Он щёлкнул каблуками и ушёл. А я заранее набычился. Мне предстояла малоприятная беседа с сыном. Малоприятная ещё и потому, что в глубине души я вполне осознавал, что до полноценного имперца мне далеко. Я приволок в этот мир свои представления о допустимом и правильном, и теперь навязываю их семье. Наверное, им трудно. Юрке трудно — вот он и сорвался.

Хоть, конечно, это не оправдание.

— Ты теперь каждый раз будешь на него кидаться, хотелось бы мне знать?

Юрий поднял на меня взгляд, тяжёлый, как у пьяного. Конечно, он не был пьян, просто очень напуган. Да, он в большей степени имперец, чем я. Воспитание позволило ему вспылить в ситуации, в которой категорически не следовало этого делать. Зато после трёпки парень всем своим существом вспомнил, что глава семьи имеет над домочадцами абсолютную власть. И тут не до сантиментов вроде «я же твой сын»! Интересно, они как таковые вообще Империи известны? Тут ведь другое понимание мира.

— Амхин опозорила нас всех, сделав такой выбор, — всё же проговорил он.

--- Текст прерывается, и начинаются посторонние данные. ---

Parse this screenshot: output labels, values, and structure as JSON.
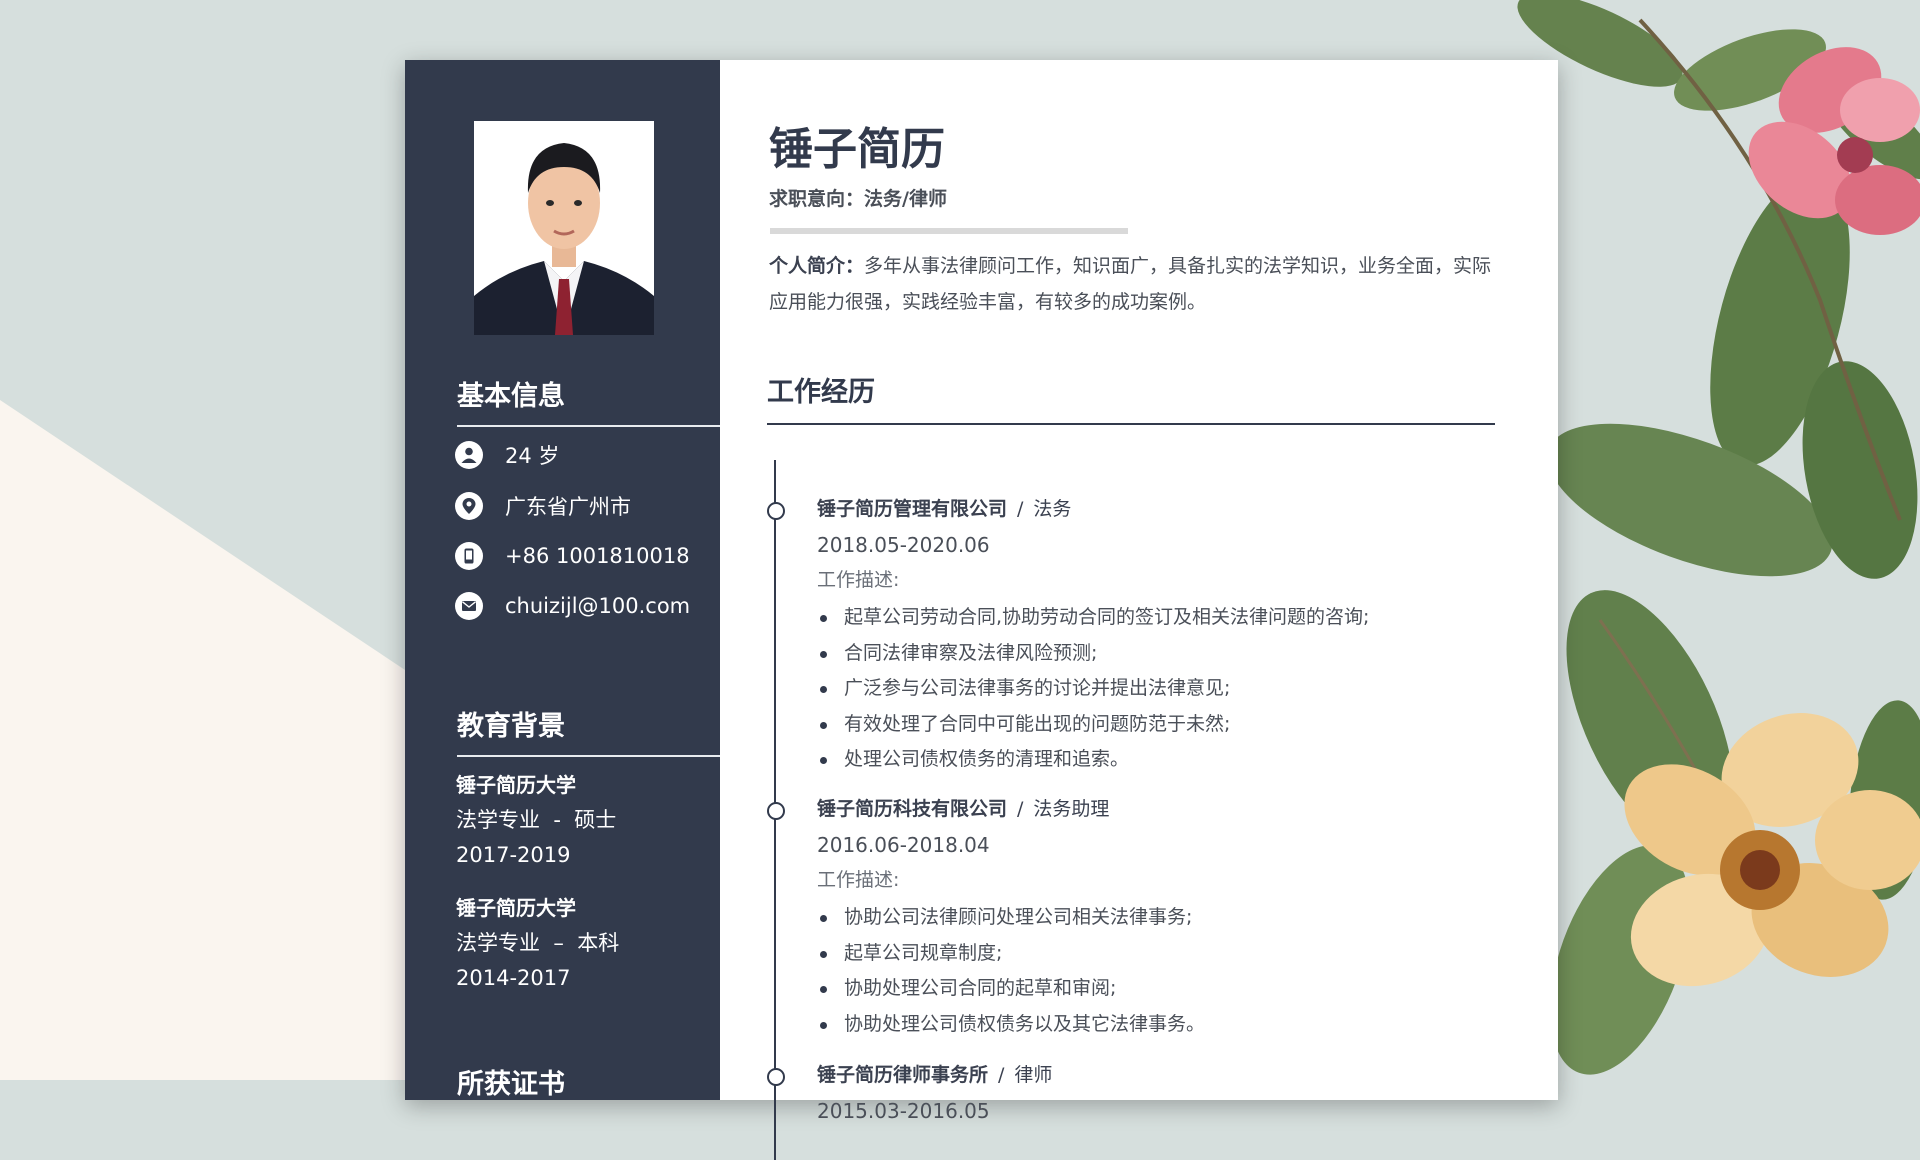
{
  "profile": {
    "name": "锤子简历",
    "intention": "求职意向：法务/律师",
    "summary_label": "个人简介：",
    "summary_text": "多年从事法律顾问工作，知识面广，具备扎实的法学知识，业务全面，实际应用能力很强，实践经验丰富，有较多的成功案例。"
  },
  "sidebar": {
    "basic_heading": "基本信息",
    "basic": [
      {
        "icon": "user-icon",
        "text": "24 岁"
      },
      {
        "icon": "location-pin-icon",
        "text": "广东省广州市"
      },
      {
        "icon": "phone-icon",
        "text": "+86 1001810018"
      },
      {
        "icon": "mail-icon",
        "text": "chuizijl@100.com"
      }
    ],
    "education_heading": "教育背景",
    "education": [
      {
        "school": "锤子简历大学",
        "major": "法学专业  -  硕士",
        "years": "2017-2019"
      },
      {
        "school": "锤子简历大学",
        "major": "法学专业  –  本科",
        "years": "2014-2017"
      }
    ],
    "certificates_heading": "所获证书"
  },
  "work": {
    "heading": "工作经历",
    "jobs": [
      {
        "company": "锤子简历管理有限公司",
        "role": "法务",
        "period": "2018.05-2020.06",
        "desc_label": "工作描述:",
        "bullets": [
          "起草公司劳动合同,协助劳动合同的签订及相关法律问题的咨询;",
          "合同法律审察及法律风险预测;",
          "广泛参与公司法律事务的讨论并提出法律意见;",
          "有效处理了合同中可能出现的问题防范于未然;",
          "处理公司债权债务的清理和追索。"
        ]
      },
      {
        "company": "锤子简历科技有限公司",
        "role": "法务助理",
        "period": "2016.06-2018.04",
        "desc_label": "工作描述:",
        "bullets": [
          "协助公司法律顾问处理公司相关法律事务;",
          "起草公司规章制度;",
          "协助处理公司合同的起草和审阅;",
          "协助处理公司债权债务以及其它法律事务。"
        ]
      },
      {
        "company": "锤子简历律师事务所",
        "role": "律师",
        "period": "2015.03-2016.05"
      }
    ]
  },
  "colors": {
    "sidebar": "#323a4c",
    "background": "#d6dfdd"
  }
}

Я смотрел на него и не знал, что сказать. Вроде всё очевидно… Обычно так и бывает, когда человек начинает «типа не понимать» что-то само собой разумеющееся.

— Вот как? Амхин, значит. Опозорила, значит. Своим выбором? Ну-ну. А ты, кинувшись с кулаками на моего зятя, хотя я, глава семьи и твой лорд, его всецело принял, нас всех не опозорил? Выставил наши семейные неурядицы на погляд солдатам, офицерам, прислуге! Ай, молодец!

Юрий слегка побагровел.

— Я не сумел сдержаться, потому что речь идёт о чести…

— Вот только не надо мне бла-бла про «не смог сдержаться». «Не смог сдержаться» было б, если бы, узнав о свадьбе, ты сразу сорвался и помчался что-нибудь Рашмелу набивать.

— Но долг удерживал меня в Серте!

— Значит, долг удержал. А уважать мои решения — это разве не твой долг? Блюсти приличия — не долг? Что за избирательное исполнение обязанностей и понимание долгов? — До того я ходил по комнате, а теперь остановился. — Разве не долг аристократа — быть мужественным? А ты, трус, не решился мне в лицо сказать всё, что думаешь об этом. Предпочёл опозорить себя публичным нападением на того, кто не мог тебе ответить. Поступил, как мелкая трусливая мразь.

Юрий поднял на меня взгляд, отяжелевший как-то по-новому.